Tuesday, April 08, 2008

Manufacturing Sickness Through The Food Supply

Have you ever considered just how much our diets have changes over the last 50 to 100 years, or how much our health is connected to the types of food we consume. With the majority of us eating on the run and looking for a quick way to produce a meal for our families, we thought it would be interesting to take a look at the modern diet. Without doing a lot of research to substantiate the exact date of introduction into the food supply, lets take a look at the approximate time frame of some of our most common food items.

If my memory serves me right, most neighborhoods started seeing an influx of McDonalds and other fast food restaurants somewhere around the mid nineteen seventies. Sure there were some McDonalds and other fast food joints before this time, but we’re talking about when this industry started to become mainstream. Early to mid seventies just about hits it right!

Soda drinking falls along the same lines as the fast food industry. There is no doubt that sodas were created much earlier, but when did it become commonplace to consume this sugary beverage on a daily basis? It was around 1965 that soda’s “previously thought of as occasional treats” were dispensed in cans from vending machines. Today, sodas account for at least a third of the liquid consumed in the US. On average a 12 oz can of soda, is equivalent to 10 teaspoons of sugar. When you consider that many people drink them non-stop throughout the day, that’s a lot of sugar.

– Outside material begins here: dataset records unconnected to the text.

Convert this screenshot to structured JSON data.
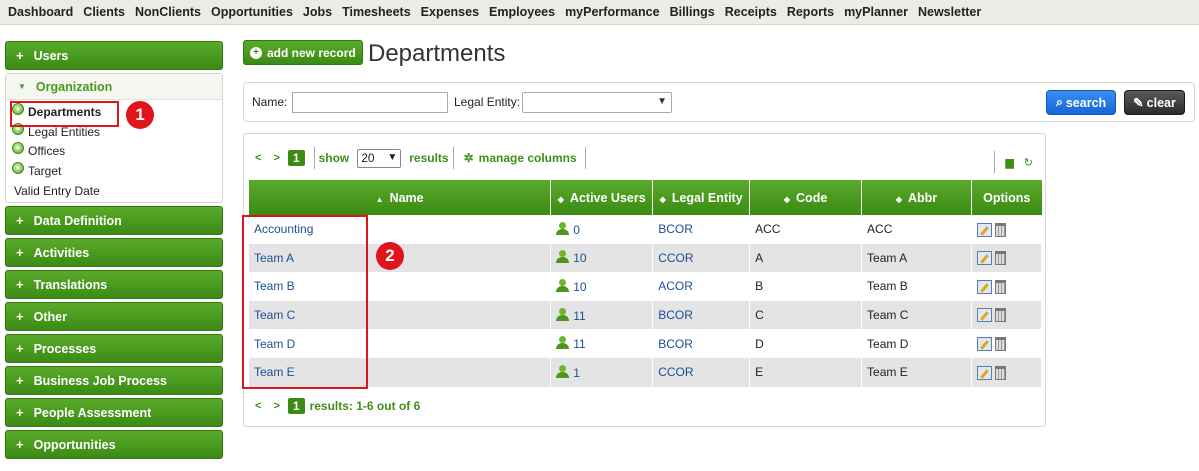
{
  "topnav": [
    "Dashboard",
    "Clients",
    "NonClients",
    "Opportunities",
    "Jobs",
    "Timesheets",
    "Expenses",
    "Employees",
    "myPerformance",
    "Billings",
    "Receipts",
    "Reports",
    "myPlanner",
    "Newsletter"
  ],
  "sidebar": {
    "sections_top": [
      "Users"
    ],
    "organization": {
      "title": "Organization",
      "items": [
        "Departments",
        "Legal Entities",
        "Offices",
        "Target",
        "Valid Entry Date"
      ]
    },
    "sections_bottom": [
      "Data Definition",
      "Activities",
      "Translations",
      "Other",
      "Processes",
      "Business Job Process",
      "People Assessment",
      "Opportunities"
    ]
  },
  "callouts": [
    "1",
    "2"
  ],
  "main": {
    "add_button": "add new record",
    "title": "Departments"
  },
  "filter": {
    "name_label": "Name:",
    "name_value": "",
    "legal_entity_label": "Legal Entity:",
    "legal_entity_value": "",
    "search_label": "search",
    "clear_label": "clear"
  },
  "grid": {
    "pager_top": {
      "prev": "<",
      "next": ">",
      "page": "1",
      "show_label": "show",
      "show_value": "20",
      "results_label": "results",
      "manage_columns": "manage columns"
    },
    "pager_bottom": {
      "prev": "<",
      "next": ">",
      "page": "1",
      "results_text": "results: 1-6 out of 6"
    },
    "columns": [
      "Name",
      "Active Users",
      "Legal Entity",
      "Code",
      "Abbr",
      "Options"
    ],
    "rows": [
      {
        "name": "Accounting",
        "active_users": "0",
        "legal_entity": "BCOR",
        "code": "ACC",
        "abbr": "ACC"
      },
      {
        "name": "Team A",
        "active_users": "10",
        "legal_entity": "CCOR",
        "code": "A",
        "abbr": "Team A"
      },
      {
        "name": "Team B",
        "active_users": "10",
        "legal_entity": "ACOR",
        "code": "B",
        "abbr": "Team B"
      },
      {
        "name": "Team C",
        "active_users": "11",
        "legal_entity": "BCOR",
        "code": "C",
        "abbr": "Team C"
      },
      {
        "name": "Team D",
        "active_users": "11",
        "legal_entity": "BCOR",
        "code": "D",
        "abbr": "Team D"
      },
      {
        "name": "Team E",
        "active_users": "1",
        "legal_entity": "CCOR",
        "code": "E",
        "abbr": "Team E"
      }
    ]
  }
}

In the early 20th Century sugar consumption averaged about 5 pounds a year. Today according to the Department of Agriculture, that number is estimated at anywhere between 140 to 170 lbs a year. That’s alarming! Refined sugar contains no vitamins or minerals. It has zero nutritional value. Since the body is self regulating, it will call upon its own stores of micro-nutrients in order to assist the body in metabolizing sugar into the system. Sugar also suppresses the immune system, and contributes to just about every illness known to man.

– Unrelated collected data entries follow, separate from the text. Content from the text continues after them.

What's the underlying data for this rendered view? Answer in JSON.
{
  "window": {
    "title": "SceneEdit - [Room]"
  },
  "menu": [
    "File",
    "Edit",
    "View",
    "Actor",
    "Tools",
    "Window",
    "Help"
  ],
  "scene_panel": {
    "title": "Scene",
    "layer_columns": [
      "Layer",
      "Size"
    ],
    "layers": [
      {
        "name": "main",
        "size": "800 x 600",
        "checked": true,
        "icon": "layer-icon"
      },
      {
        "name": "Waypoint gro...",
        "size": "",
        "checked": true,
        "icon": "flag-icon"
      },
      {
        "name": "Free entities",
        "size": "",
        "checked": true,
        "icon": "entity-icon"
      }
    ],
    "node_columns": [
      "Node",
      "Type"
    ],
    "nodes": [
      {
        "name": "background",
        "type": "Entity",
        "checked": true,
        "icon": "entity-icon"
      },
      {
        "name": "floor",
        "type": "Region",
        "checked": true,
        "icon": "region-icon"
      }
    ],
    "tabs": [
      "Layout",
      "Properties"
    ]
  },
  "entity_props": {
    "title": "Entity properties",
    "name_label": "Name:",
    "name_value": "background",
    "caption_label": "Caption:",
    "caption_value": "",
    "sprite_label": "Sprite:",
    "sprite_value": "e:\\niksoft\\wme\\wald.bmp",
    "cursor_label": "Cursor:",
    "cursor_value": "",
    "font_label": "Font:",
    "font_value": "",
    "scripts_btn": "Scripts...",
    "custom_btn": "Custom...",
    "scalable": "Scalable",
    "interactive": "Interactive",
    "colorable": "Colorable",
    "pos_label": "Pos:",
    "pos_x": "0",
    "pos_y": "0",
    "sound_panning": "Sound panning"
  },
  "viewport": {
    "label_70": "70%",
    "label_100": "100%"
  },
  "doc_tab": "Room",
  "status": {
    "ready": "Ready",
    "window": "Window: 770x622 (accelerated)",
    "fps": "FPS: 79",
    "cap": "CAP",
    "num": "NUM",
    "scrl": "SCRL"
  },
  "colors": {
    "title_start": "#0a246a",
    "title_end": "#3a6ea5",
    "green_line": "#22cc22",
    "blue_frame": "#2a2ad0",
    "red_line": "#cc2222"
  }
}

Monosodium Glutamate has been used with increasing regularity since it’s introduction into the food supply some 50 years ago. You’d be hard pressed not to find this additive in most processed/boxed foods and many canned products as well. Fast food restaurants have also notoriously been a source of this chemical additive. MSG's only value to the food industry is that it makes food taste appealing, causing folks to eat more. Evidence has shown that animals fed MSG become obese and prone to type 2 diabetes.

The artificial sweetener Aspartame entered into the food supply in the early 1980’s. Its use in diet soda’s and other diet products accounts for 75% of the adverse reactions to food additives reported to the FDA. Products that contain aspartame can include anything from instant breakfasts drinks and other beverages, cereals, desserts, candies, supplements, pharmaceutical drugs, sugar free products and much more.

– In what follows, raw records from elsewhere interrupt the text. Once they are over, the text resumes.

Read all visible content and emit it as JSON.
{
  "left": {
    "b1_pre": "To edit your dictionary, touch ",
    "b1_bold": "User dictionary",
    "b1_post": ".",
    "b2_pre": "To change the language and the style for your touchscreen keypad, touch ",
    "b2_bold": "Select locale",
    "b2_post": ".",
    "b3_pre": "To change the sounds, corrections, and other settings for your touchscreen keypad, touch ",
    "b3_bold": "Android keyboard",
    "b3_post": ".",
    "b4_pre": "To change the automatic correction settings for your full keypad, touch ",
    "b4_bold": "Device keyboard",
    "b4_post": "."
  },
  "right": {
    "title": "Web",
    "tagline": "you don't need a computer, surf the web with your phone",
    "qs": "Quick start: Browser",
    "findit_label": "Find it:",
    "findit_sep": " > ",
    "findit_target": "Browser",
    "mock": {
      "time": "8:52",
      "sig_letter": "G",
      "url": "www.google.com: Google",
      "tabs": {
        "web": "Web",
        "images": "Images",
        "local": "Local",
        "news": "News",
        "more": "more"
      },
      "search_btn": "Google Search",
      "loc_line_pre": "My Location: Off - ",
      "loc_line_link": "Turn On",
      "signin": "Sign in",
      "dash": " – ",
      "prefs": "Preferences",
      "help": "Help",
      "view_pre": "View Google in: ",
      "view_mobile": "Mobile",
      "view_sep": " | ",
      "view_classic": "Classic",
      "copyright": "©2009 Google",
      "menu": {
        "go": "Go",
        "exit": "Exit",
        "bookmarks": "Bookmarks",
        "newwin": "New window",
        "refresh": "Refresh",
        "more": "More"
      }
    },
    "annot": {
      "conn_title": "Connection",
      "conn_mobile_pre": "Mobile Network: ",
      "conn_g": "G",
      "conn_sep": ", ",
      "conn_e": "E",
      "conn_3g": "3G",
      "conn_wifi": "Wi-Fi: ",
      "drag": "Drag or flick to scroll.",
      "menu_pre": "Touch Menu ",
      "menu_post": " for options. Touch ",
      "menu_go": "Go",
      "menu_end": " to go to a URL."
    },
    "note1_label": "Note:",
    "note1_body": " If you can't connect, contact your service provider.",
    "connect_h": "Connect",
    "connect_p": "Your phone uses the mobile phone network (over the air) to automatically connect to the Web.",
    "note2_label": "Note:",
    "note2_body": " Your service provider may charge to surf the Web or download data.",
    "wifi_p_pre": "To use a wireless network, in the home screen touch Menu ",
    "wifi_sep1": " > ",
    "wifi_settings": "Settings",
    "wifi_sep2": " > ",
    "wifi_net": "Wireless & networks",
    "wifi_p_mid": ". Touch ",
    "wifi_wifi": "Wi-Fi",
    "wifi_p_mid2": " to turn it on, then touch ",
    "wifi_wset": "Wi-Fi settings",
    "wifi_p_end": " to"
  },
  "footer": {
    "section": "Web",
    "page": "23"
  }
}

Both MSG and Aspartame are excitotoxins. They over stimulates neuron receptors in the brain that allow brain cells to communicate with one another. This over stimulation causes them to die, and can result in brain damage. Science has shown that exposing the brain to these substances can produce symptoms of Alzheimer’s and Parkinson’s. Use of these products have also been linked to cancer.

Antibiotics came into wide spread use in the 1950’s. In the 1960’s they were introduced in livestock production. Today 3 million lbs of antibiotics are utilized for humans per year, while approximately 25 million lbs are used on livestock There is evidence that this over consumption of antibiotics in animals (as well as humans) is contributing to bacterial resistance. Taking antibiotics also decreases your “good bacterial army” which accounts for 75% of your immune system. This assault can leave you open to additional infections and yeast overgrowth which can result in ever declining health. Yeast overgrowth is often called the great mimicker because it can imitate many diseases.

But lets say you eat a healthy diet with lots of fruits and vegetables and only the best of meat, poultry and fish. Evidence has shown the our soils are depleted in trace minerals.This mineral depletion existed in the early part of the last century, as evidenced by the US Senate Document 264, 74th Congress in 1936 Second Session.

Here is a partial quote from that document:

“It is bad news to learn from our leading authorities that 99% of the American people are deficient in these minerals, and that a marked deficiency in any one of the more important minerals actually results in disease. Any upset of the balance, any considerable lack of one or another element, however microscopic the body requirement may be, and we sicken, suffer, shorten our lives.”

A recent article on ABC News by Megan Carpenter validated this continuing trend when the article revealed that “recently grown crops have shown decreases of up to 38 percent in protein, calcium, vitamin C, phosphorus, iron and riboflavin when compared with produce from past decades.”

When you consider other food additives, radiation, pesticides, nitrates, trans fat and hydrogenated fats along with the changes in agriculture, food processing and lifestyle there is no wonder why people are dealing with the explosion of health conditions that we are today. Are we manufacturing sickness! You bet we are!